KabarMakassar.com -- Gubernur Sulawesi Selatan, HM Nurdin Abdullah (NA) segera memberikan anggaran tanggap darurat sebesar Rp 5 miliar untuk korban banjir di Kabupaten Jeneponto.

Ungkapan pemberian anggaran tersebut berdasarkan hasil prestasi yang disampaikan Sekretaris Daerah (Sekda) Jeneponto, Syafruddin Nurdin, dihadapan Gubernur Nurdin Abdullah, di Rumah Jabatan Bupati Jeneponto, Jumat (25/1).

"Kita siapkan anggaran sebesar Rp5 miliar untuk tanggap darurat terlebih dahulu, untuk Kabupaten Jeneponto," ungkap Nurdin Abdullah, disambut dengan tepuk tangan meriah dari pemerintah kabupaten Jeneponto.

Selain anggaran tersebut, Gubernur Sulsel ini juga sudah menginstruksikan seluruh stakeholder untuk menyediakan air bersih dan kendaraan pengangkut air bersih.

Yang paling penting, lanjutnya, masyatakat yang menjadi korban banjir khusus di Kabupaten Jeneponto, akan diberikan tambahan beras sebanyak tiga ton. 

Diketahui sebelumnya, bantuan sembako berupa beras yang diserahkan Wakil Gubernur Sulsel Andi Sudirman Sulaiman sebanyak tiga ton. 

Dengan demikian maka, bantuan beras untuk Jeneponto sudah mencapai enam ton beras.

Selain itu, Gubernur Sulsel juga meminta bantuan kepada pihak TNI, Kepolisian dan seluruh stakeholder untuk turun melakukan kerja gotong royong, untuk memulihkan keadaan para korban banjir tersebut.

"Kita harus turunkan cepat bantuan, karena saya lihat tadi, masyarakat sudah pada teriak meminta bantuan pemerintah. Jadi kita pemerintah harus hadir untuk masyarakat," tutur mantan Bupati Bantaeng dua periode itu.

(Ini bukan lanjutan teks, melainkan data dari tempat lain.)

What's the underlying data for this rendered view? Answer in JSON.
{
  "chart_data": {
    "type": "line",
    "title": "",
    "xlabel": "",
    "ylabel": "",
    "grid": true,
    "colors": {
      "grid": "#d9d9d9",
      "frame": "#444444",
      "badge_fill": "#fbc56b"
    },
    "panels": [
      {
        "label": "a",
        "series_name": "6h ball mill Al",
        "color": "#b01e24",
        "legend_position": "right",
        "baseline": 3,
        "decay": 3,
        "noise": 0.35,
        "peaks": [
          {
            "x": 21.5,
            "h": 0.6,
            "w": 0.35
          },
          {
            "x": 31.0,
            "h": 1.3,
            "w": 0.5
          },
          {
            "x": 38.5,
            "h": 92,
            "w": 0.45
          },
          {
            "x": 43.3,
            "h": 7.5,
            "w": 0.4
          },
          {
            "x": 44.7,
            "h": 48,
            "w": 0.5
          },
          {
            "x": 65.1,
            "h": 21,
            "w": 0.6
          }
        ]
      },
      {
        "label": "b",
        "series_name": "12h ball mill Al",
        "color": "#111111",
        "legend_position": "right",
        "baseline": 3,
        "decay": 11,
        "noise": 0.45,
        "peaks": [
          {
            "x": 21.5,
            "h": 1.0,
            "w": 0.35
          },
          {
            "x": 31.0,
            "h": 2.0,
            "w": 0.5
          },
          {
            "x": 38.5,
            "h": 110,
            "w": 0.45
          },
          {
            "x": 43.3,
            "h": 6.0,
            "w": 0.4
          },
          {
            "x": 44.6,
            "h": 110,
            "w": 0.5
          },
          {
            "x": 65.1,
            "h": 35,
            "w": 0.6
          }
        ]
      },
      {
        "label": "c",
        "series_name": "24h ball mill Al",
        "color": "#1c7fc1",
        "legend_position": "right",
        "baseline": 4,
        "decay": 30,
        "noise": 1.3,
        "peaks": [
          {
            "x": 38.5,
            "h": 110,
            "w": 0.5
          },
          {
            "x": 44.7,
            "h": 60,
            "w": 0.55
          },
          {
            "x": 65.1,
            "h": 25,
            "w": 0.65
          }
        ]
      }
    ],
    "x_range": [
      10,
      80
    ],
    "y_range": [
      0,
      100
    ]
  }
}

Terpisah, Bupati Jeneponto, Iksan Iskandar mengaku, sangat bersyukur atas kedatangan Gubernur Sulsel yang kesekian kalinya di Kabul Jeneponto. 

Selain itu, dia berharap dengan kehadiran orang nomor satu di Sulsel ini, dapat memberikan perhatian, termasuk untuk daerah lainnya yang terkena dampak. 

"Kami memohon dari teman yang lainnya untuk bantuannya. Tapi kami sudah menurunkan semua bantuan yang ada di gudang, termasuk bantuan logistik dari Pemprov Sulsel sendiri," pungkasnya.